The exec would also like to see FAST platforms become more open with content partners in terms of information sharing. “Having that transparency of data, almost real time like you do on something like YouTube where you can be very reactive, it doesn’t quite exist in the FAST world,” says Haigh.

His final complaint, which he stresses does not apply to all purveyors of FAST, concerns presentation.
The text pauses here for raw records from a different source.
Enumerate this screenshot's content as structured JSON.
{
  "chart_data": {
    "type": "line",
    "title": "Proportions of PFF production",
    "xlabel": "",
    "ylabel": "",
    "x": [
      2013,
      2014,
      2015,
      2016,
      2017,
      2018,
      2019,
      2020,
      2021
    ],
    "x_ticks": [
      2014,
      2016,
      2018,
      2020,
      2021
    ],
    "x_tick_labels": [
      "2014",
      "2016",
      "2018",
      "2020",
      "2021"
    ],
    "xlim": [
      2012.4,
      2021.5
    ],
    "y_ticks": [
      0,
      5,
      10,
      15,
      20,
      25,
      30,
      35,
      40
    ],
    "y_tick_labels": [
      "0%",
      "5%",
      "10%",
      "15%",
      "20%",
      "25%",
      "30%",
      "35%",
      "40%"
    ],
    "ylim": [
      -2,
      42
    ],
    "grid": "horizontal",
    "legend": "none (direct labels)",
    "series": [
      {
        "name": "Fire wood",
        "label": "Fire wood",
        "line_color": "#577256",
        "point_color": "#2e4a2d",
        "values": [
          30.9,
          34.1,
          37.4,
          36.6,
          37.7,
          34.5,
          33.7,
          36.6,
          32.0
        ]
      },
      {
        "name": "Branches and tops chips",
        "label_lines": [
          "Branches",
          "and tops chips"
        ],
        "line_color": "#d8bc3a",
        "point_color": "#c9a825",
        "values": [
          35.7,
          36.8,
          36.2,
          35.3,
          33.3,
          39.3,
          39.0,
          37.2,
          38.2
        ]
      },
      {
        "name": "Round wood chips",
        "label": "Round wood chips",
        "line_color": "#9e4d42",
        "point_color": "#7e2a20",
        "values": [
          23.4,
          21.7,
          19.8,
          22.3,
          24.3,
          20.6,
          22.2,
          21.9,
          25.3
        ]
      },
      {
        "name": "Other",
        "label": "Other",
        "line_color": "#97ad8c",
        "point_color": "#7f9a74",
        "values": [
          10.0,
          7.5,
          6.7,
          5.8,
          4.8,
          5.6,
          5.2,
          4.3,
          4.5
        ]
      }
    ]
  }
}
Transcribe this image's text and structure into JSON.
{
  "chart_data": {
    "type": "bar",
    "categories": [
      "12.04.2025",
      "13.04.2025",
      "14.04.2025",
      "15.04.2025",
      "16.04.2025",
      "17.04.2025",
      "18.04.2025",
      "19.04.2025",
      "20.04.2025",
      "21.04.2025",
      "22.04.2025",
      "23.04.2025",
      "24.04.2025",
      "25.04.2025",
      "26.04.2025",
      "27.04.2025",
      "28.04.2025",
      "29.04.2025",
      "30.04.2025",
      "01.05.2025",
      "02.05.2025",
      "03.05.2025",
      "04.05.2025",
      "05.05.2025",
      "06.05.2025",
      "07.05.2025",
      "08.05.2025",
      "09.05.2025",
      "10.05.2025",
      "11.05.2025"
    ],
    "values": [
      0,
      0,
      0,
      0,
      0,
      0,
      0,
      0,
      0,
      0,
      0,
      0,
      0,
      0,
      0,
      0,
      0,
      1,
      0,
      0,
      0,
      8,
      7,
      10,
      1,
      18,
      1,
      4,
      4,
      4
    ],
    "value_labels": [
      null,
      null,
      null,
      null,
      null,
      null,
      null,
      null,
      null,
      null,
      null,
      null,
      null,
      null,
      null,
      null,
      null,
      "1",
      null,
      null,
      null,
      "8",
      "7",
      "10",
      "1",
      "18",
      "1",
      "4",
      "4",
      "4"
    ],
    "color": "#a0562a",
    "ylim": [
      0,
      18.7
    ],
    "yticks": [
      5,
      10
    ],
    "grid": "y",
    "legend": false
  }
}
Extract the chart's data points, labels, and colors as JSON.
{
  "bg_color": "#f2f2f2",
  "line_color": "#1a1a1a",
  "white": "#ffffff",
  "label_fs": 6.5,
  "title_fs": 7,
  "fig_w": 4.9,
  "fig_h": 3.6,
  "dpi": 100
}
Roku reported more than 90 million streaming households

“The likes of Netflix, Disney+, ITVX and others have done a great job of making content look incredible on your TV and making the process of finding something and manoeuvring around the user interface very seamless. Some of the FAST platforms haven’t come from that content background necessarily, so they’re evolving how they present their ecosystems, and there’s still a way to go there.”

For Keeble, there are similar concerns. “As a content owner, you want to stand out,” he says. “From the perspective of working closely with the platforms, we have openly said, for many years, that we don’t intend to be a lean-back partner when it comes to our content offering. We want to offer a FAST channel and then continuously work with the platforms to make sure that the marketing and awareness of that channel is very prevalent, because we don’t want to be forgotten about.”

Returning to Autentic’s Hoerl, he believes as FAST evolves and the pressure to deliver long-term revenues grows, the platforms will increasingly focus on established IP.

“What’s becoming clear now is how important brands are in the FAST space. Without a strong brand – whether you have built it up yourself or whether you just adopted a single-IP channel made from a well-known brand – your protection level is very low,” says Hoerl.

“If you’re just a random collection of shows, you’re likely to be kicked out after a reasonably short period of time and be replaced by something that has a stronger immediate appeal to people. To build a brand from scratch on FAST is quite expensive, and I don’t know many people who would take that risk at this point.”

Hoerl believes the platforms need to go even further to prove their true worth. “Ultimately, the future of FAST channels will be decided by whether that medium will enable content makers to produce and finance originals. If it remains a medium that just does long-tail programmes that have long been written off or have been sitting in back-catalogues, that’s not going to be sustainable,” he says.